Porque antes da paz, existia a justiça — especialmente a justiça social. Antes da CECA, o Mercado Comum e a União europeia, houve a invenção dos sistemas de segurança social, o acesso das mulheres ao direito de voto e a vontade de fazer avançar os direitos fundamentais, especialmente os direitos sociais. Para fazer da Europa "um continente de paz", foi preciso construir primeiro uma sociedade que tivesse consciência das suas profundas divisões e que se comprometesse a vencê-las; foi preciso inventar uma consciência global de si e dos outros, materializada em formas concretas de solidariedade. Foi preciso um terreno de significações e de experiências partilhadas.
O que ameaça a Europa de hoje não é a ausência de paz, mas uma paz esvaziada da sua substância, uma paz esquecida da justiça social que lhe deu origem. Esta paz sem solidariedade tem dominado de há dez anos para cá, desde o momento em que — sob a presidência de J. M. Barroso — a Comissão Europeia deixou de ser uma instituição garante da ideia europeia para privilegiar o mercado em detrimento dos bens públicos; os direitos económicos em detrimento dos direitos sociais; a austeridade em detrimento do apoio ponderado aos Estados membros mais vulneráveis. Usada a tempo e a contratempo, esta estratégia serve, não raro, para justificar o imobilismo da União Europeia em matéria de governança assim como o seu tom falsamente voluntarista para impedir eventuais "agressões exteriores"; na realidade, essa estratégia não atinge os seus fins. Não tem qualquer relevância face a agressões efectivas, como na Crimeia, e nunca poderá fazer da UE uma potência capaz de prevenir as crises internacionais — o caso da
Síria é um triste exemplo disso. No seio da União, essa estratégia vem acompanhada do ressurgimento dos discursos nacionalistas e da desagregação do sentimento de pertença à União. O que fazer?
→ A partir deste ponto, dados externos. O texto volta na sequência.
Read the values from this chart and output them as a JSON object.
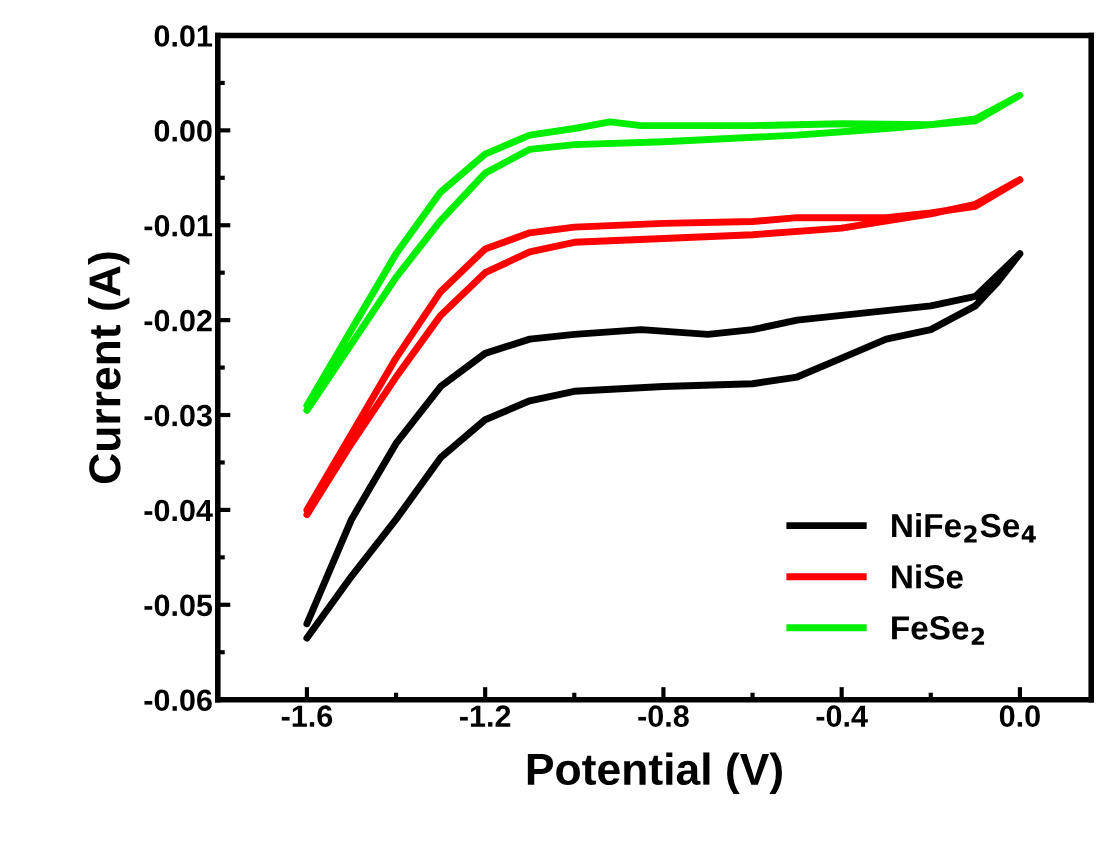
{
  "chart_data": {
    "type": "line",
    "xlabel": "Potential (V)",
    "ylabel": "Current (A)",
    "xlim": [
      -1.8,
      0.16
    ],
    "ylim": [
      -0.06,
      0.01
    ],
    "xticks": [
      {
        "value": -1.6,
        "label": "-1.6"
      },
      {
        "value": -1.2,
        "label": "-1.2"
      },
      {
        "value": -0.8,
        "label": "-0.8"
      },
      {
        "value": -0.4,
        "label": "-0.4"
      },
      {
        "value": 0.0,
        "label": "0.0"
      }
    ],
    "yticks": [
      {
        "value": -0.06,
        "label": "-0.06"
      },
      {
        "value": -0.05,
        "label": "-0.05"
      },
      {
        "value": -0.04,
        "label": "-0.04"
      },
      {
        "value": -0.03,
        "label": "-0.03"
      },
      {
        "value": -0.02,
        "label": "-0.02"
      },
      {
        "value": -0.01,
        "label": "-0.01"
      },
      {
        "value": 0.0,
        "label": "0.00"
      },
      {
        "value": 0.01,
        "label": "0.01"
      }
    ],
    "legend": "bottom right",
    "grid": false,
    "marker": "none",
    "line_style": "solid",
    "series": [
      {
        "name": "NiFe$_{2}$Se$_{4}$",
        "color": "#000000",
        "x": [
          -1.6,
          -1.5,
          -1.4,
          -1.3,
          -1.2,
          -1.1,
          -1.0,
          -0.85,
          -0.7,
          -0.6,
          -0.5,
          -0.4,
          -0.3,
          -0.2,
          -0.1,
          0.0,
          -0.05,
          -0.1,
          -0.2,
          -0.3,
          -0.4,
          -0.5,
          -0.6,
          -0.8,
          -1.0,
          -1.1,
          -1.2,
          -1.3,
          -1.4,
          -1.5,
          -1.6
        ],
        "values": [
          -0.052,
          -0.041,
          -0.033,
          -0.027,
          -0.0235,
          -0.022,
          -0.0215,
          -0.021,
          -0.0215,
          -0.021,
          -0.02,
          -0.0195,
          -0.019,
          -0.0185,
          -0.0175,
          -0.013,
          -0.016,
          -0.0185,
          -0.021,
          -0.022,
          -0.024,
          -0.026,
          -0.0267,
          -0.027,
          -0.0275,
          -0.0285,
          -0.0305,
          -0.0345,
          -0.041,
          -0.047,
          -0.0535
        ]
      },
      {
        "name": "NiSe",
        "color": "#ff0000",
        "x": [
          -1.6,
          -1.5,
          -1.4,
          -1.3,
          -1.2,
          -1.1,
          -1.0,
          -0.8,
          -0.6,
          -0.5,
          -0.3,
          -0.2,
          -0.1,
          0.0,
          -0.1,
          -0.2,
          -0.4,
          -0.6,
          -0.8,
          -1.0,
          -1.1,
          -1.2,
          -1.3,
          -1.4,
          -1.5,
          -1.6
        ],
        "values": [
          -0.04,
          -0.032,
          -0.024,
          -0.017,
          -0.0125,
          -0.0108,
          -0.0102,
          -0.0098,
          -0.0096,
          -0.0092,
          -0.0092,
          -0.0087,
          -0.008,
          -0.0052,
          -0.0078,
          -0.0088,
          -0.0103,
          -0.011,
          -0.0114,
          -0.0118,
          -0.0128,
          -0.015,
          -0.0195,
          -0.026,
          -0.033,
          -0.0405
        ]
      },
      {
        "name": "FeSe$_{2}$",
        "color": "#00ee00",
        "x": [
          -1.6,
          -1.5,
          -1.4,
          -1.3,
          -1.2,
          -1.1,
          -1.0,
          -0.92,
          -0.85,
          -0.6,
          -0.4,
          -0.2,
          -0.1,
          0.0,
          -0.1,
          -0.3,
          -0.5,
          -0.8,
          -1.0,
          -1.1,
          -1.2,
          -1.3,
          -1.4,
          -1.5,
          -1.6
        ],
        "values": [
          -0.029,
          -0.021,
          -0.013,
          -0.0065,
          -0.0025,
          -0.0005,
          0.0002,
          0.0009,
          0.0005,
          0.0005,
          0.0007,
          0.0006,
          0.0012,
          0.0037,
          0.001,
          0.0002,
          -0.0005,
          -0.0012,
          -0.0015,
          -0.002,
          -0.0045,
          -0.0095,
          -0.0155,
          -0.0225,
          -0.0295
        ]
      }
    ]
  }
}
A primeira tarefa de todos os que se sentem ligados à Europa é iniciar a crítica deste discurso repetitivo e simplista que acaba por fazer da paz uma palavra vazia de sentido. É preciso propor uma leitura mais complexa da paz, mas sociológica: a paz só foi possível porque foi a expressão de um determinado relacionamento com o mundo que certas políticas da UE se preparam para destruir.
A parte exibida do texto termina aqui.